The Difference Between Aggressive and Reckless Driving 

In most places in the United places, reckless and aggressive driving are distinct traffic crimes. Both serious offenses can result in a large fine, jail time, and points on your driving record. Either violation may occur concurrently with a DUI arrest or as a distinct charge unrelated to DUI. If you are charged with reckless or aggressive driving, you should immediately seek a car accident lawyer in Fort Wayne

Reckless driving 

According to Indiana state law, reckless driving occurs when a driver demonstrates any of the following characteristics:

  • Driving at an excessively fast or slow speed, threatening the safety of others
  • Weaving in and out of traffic regularly
  • Passing other cars in no-pass zones or on slopes or bends with restricted visibility
  • Passing school buses that are stopped with their lights on

Aggressive driving 

Aggressive driving occurs when a motorist demonstrates any of the following characteristics:

  • Too closely following a car
  • Unsafe stopping or slowing
  • Failing to yield
  • Taking a car off the road
  • Disobeying traffic signals and signage
  • Repeatedly flashing lights or blasting horns 

Legal differences between reckless and aggressive driving

While both are harmful, reckless and aggressive driving, have distinct legal repercussions. Reckless driving is defined as driving a vehicle with disregard for the safety of individuals or property. Those who commit and are found guilty of reckless driving in Indiana risk a Class B misdemeanor, which carries a $1,000 fine and a prison sentence. Reckless driving may also result in a revoked driver’s license and a lawsuit if someone is injured. 

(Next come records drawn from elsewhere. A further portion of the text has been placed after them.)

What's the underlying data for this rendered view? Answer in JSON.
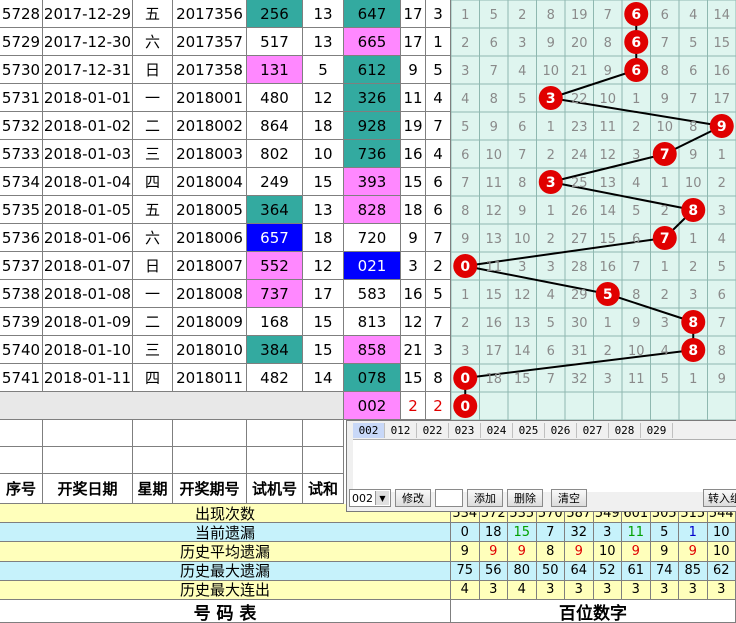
{
  "rows": [
    {
      "seq": "5728",
      "date": "2017-12-29",
      "weekday": "五",
      "issue": "2017356",
      "trial": "256",
      "trial_hl": "g",
      "sum": "13",
      "num": "647",
      "num_hl": "g",
      "span1": "17",
      "span2": "3",
      "cells": [
        "1",
        "5",
        "2",
        "8",
        "19",
        "7",
        "6",
        "6",
        "4",
        "14"
      ],
      "ball": 6
    },
    {
      "seq": "5729",
      "date": "2017-12-30",
      "weekday": "六",
      "issue": "2017357",
      "trial": "517",
      "trial_hl": "",
      "sum": "13",
      "num": "665",
      "num_hl": "m",
      "span1": "17",
      "span2": "1",
      "cells": [
        "2",
        "6",
        "3",
        "9",
        "20",
        "8",
        "6",
        "7",
        "5",
        "15"
      ],
      "ball": 6
    },
    {
      "seq": "5730",
      "date": "2017-12-31",
      "weekday": "日",
      "issue": "2017358",
      "trial": "131",
      "trial_hl": "m",
      "sum": "5",
      "num": "612",
      "num_hl": "g",
      "span1": "9",
      "span2": "5",
      "cells": [
        "3",
        "7",
        "4",
        "10",
        "21",
        "9",
        "6",
        "8",
        "6",
        "16"
      ],
      "ball": 6
    },
    {
      "seq": "5731",
      "date": "2018-01-01",
      "weekday": "一",
      "issue": "2018001",
      "trial": "480",
      "trial_hl": "",
      "sum": "12",
      "num": "326",
      "num_hl": "g",
      "span1": "11",
      "span2": "4",
      "cells": [
        "4",
        "8",
        "5",
        "3",
        "22",
        "10",
        "1",
        "9",
        "7",
        "17"
      ],
      "ball": 3
    },
    {
      "seq": "5732",
      "date": "2018-01-02",
      "weekday": "二",
      "issue": "2018002",
      "trial": "864",
      "trial_hl": "",
      "sum": "18",
      "num": "928",
      "num_hl": "g",
      "span1": "19",
      "span2": "7",
      "cells": [
        "5",
        "9",
        "6",
        "1",
        "23",
        "11",
        "2",
        "10",
        "8",
        "9"
      ],
      "ball": 9
    },
    {
      "seq": "5733",
      "date": "2018-01-03",
      "weekday": "三",
      "issue": "2018003",
      "trial": "802",
      "trial_hl": "",
      "sum": "10",
      "num": "736",
      "num_hl": "g",
      "span1": "16",
      "span2": "4",
      "cells": [
        "6",
        "10",
        "7",
        "2",
        "24",
        "12",
        "3",
        "7",
        "9",
        "1"
      ],
      "ball": 7
    },
    {
      "seq": "5734",
      "date": "2018-01-04",
      "weekday": "四",
      "issue": "2018004",
      "trial": "249",
      "trial_hl": "",
      "sum": "15",
      "num": "393",
      "num_hl": "m",
      "span1": "15",
      "span2": "6",
      "cells": [
        "7",
        "11",
        "8",
        "3",
        "25",
        "13",
        "4",
        "1",
        "10",
        "2"
      ],
      "ball": 3
    },
    {
      "seq": "5735",
      "date": "2018-01-05",
      "weekday": "五",
      "issue": "2018005",
      "trial": "364",
      "trial_hl": "g",
      "sum": "13",
      "num": "828",
      "num_hl": "m",
      "span1": "18",
      "span2": "6",
      "cells": [
        "8",
        "12",
        "9",
        "1",
        "26",
        "14",
        "5",
        "2",
        "8",
        "3"
      ],
      "ball": 8
    },
    {
      "seq": "5736",
      "date": "2018-01-06",
      "weekday": "六",
      "issue": "2018006",
      "trial": "657",
      "trial_hl": "b",
      "sum": "18",
      "num": "720",
      "num_hl": "",
      "span1": "9",
      "span2": "7",
      "cells": [
        "9",
        "13",
        "10",
        "2",
        "27",
        "15",
        "6",
        "7",
        "1",
        "4"
      ],
      "ball": 7
    },
    {
      "seq": "5737",
      "date": "2018-01-07",
      "weekday": "日",
      "issue": "2018007",
      "trial": "552",
      "trial_hl": "m",
      "sum": "12",
      "num": "021",
      "num_hl": "b",
      "span1": "3",
      "span2": "2",
      "cells": [
        "0",
        "11",
        "3",
        "3",
        "28",
        "16",
        "7",
        "1",
        "2",
        "5"
      ],
      "ball": 0
    },
    {
      "seq": "5738",
      "date": "2018-01-08",
      "weekday": "一",
      "issue": "2018008",
      "trial": "737",
      "trial_hl": "m",
      "sum": "17",
      "num": "583",
      "num_hl": "",
      "span1": "16",
      "span2": "5",
      "cells": [
        "1",
        "15",
        "12",
        "4",
        "29",
        "5",
        "8",
        "2",
        "3",
        "6"
      ],
      "ball": 5
    },
    {
      "seq": "5739",
      "date": "2018-01-09",
      "weekday": "二",
      "issue": "2018009",
      "trial": "168",
      "trial_hl": "",
      "sum": "15",
      "num": "813",
      "num_hl": "",
      "span1": "12",
      "span2": "7",
      "cells": [
        "2",
        "16",
        "13",
        "5",
        "30",
        "1",
        "9",
        "3",
        "8",
        "7"
      ],
      "ball": 8
    },
    {
      "seq": "5740",
      "date": "2018-01-10",
      "weekday": "三",
      "issue": "2018010",
      "trial": "384",
      "trial_hl": "g",
      "sum": "15",
      "num": "858",
      "num_hl": "m",
      "span1": "21",
      "span2": "3",
      "cells": [
        "3",
        "17",
        "14",
        "6",
        "31",
        "2",
        "10",
        "4",
        "8",
        "8"
      ],
      "ball": 8
    },
    {
      "seq": "5741",
      "date": "2018-01-11",
      "weekday": "四",
      "issue": "2018011",
      "trial": "482",
      "trial_hl": "",
      "sum": "14",
      "num": "078",
      "num_hl": "g",
      "span1": "15",
      "span2": "8",
      "cells": [
        "0",
        "18",
        "15",
        "7",
        "32",
        "3",
        "11",
        "5",
        "1",
        "9"
      ],
      "ball": 0
    }
  ],
  "pending": {
    "num": "002",
    "span1": "2",
    "span2": "2",
    "ball": 0
  },
  "headers": {
    "seq": "序号",
    "date": "开奖日期",
    "weekday": "星期",
    "issue": "开奖期号",
    "trial": "试机号",
    "trial_sum": "试和"
  },
  "stats": [
    {
      "label": "出现次数",
      "values": [
        "534",
        "572",
        "535",
        "570",
        "587",
        "549",
        "601",
        "505",
        "515",
        "544"
      ]
    },
    {
      "label": "当前遗漏",
      "values": [
        "0",
        "18",
        "15",
        "7",
        "32",
        "3",
        "11",
        "5",
        "1",
        "10"
      ]
    },
    {
      "label": "历史平均遗漏",
      "values": [
        "9",
        "9",
        "9",
        "8",
        "9",
        "10",
        "9",
        "9",
        "9",
        "10"
      ]
    },
    {
      "label": "历史最大遗漏",
      "values": [
        "75",
        "56",
        "80",
        "50",
        "64",
        "52",
        "61",
        "74",
        "85",
        "62"
      ]
    },
    {
      "label": "历史最大连出",
      "values": [
        "4",
        "3",
        "4",
        "3",
        "3",
        "3",
        "3",
        "3",
        "3",
        "3"
      ]
    }
  ],
  "stat_value_colors": [
    [],
    [
      "#000",
      "#000",
      "#00a000",
      "#000",
      "#000",
      "#000",
      "#00a000",
      "#000",
      "#0000cc",
      "#000"
    ],
    [
      "#000",
      "#e00000",
      "#e00000",
      "#000",
      "#e00000",
      "#000",
      "#e00000",
      "#000",
      "#e00000",
      "#000"
    ],
    [],
    []
  ],
  "footer": {
    "left": "号  码  表",
    "right": "百位数字"
  },
  "panel": {
    "tabs": [
      "002",
      "012",
      "022",
      "023",
      "024",
      "025",
      "026",
      "027",
      "028",
      "029"
    ],
    "active_tab": "002",
    "select_value": "002",
    "modify_label": "修改",
    "add_label": "添加",
    "delete_label": "删除",
    "clear_label": "清空",
    "import_label": "转入组"
  },
  "colors": {
    "grid_bg": "#dff5ef",
    "green": "#33aaa0",
    "magenta": "#ff88ff",
    "blue": "#0000ff",
    "ball": "#e00000",
    "stat_bg_yellow": "#ffffbb",
    "stat_bg_cyan": "#c6f2fb"
  }
}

Aggressive driving is a Class A misdemeanor in Indiana, punishable by up to a year in prison and a $5,000 fine. If aggressive driving happens in a highway work zone, the guilty party may face felony charges if the motorist injures a worker. Injuries in a work zone are a Class D crime, whereas killing a worker with aggressive driving is a Class C felony. 

What is road rage

Extreme wrath behind the wheel is a common manifestation of road rage. Road rage can manifest itself in various ways, but it is not considered a crime or a traffic violation until it ends in an accident or a traffic penalty. Road rage can take several forms, including:

  • Intentionally bumping or hitting another vehicle
  • Blocking other vehicles for lane changes
  • Cutting off another vehicle intentionally
  • Yelling
  • Rude gestures
  • Horn honking
  • Tailgating

If you are prone to displaying road rage, remember to give people a break. If someone is driving slowly, it is most likely due to their requirements or preferences, not to intentionally bother you.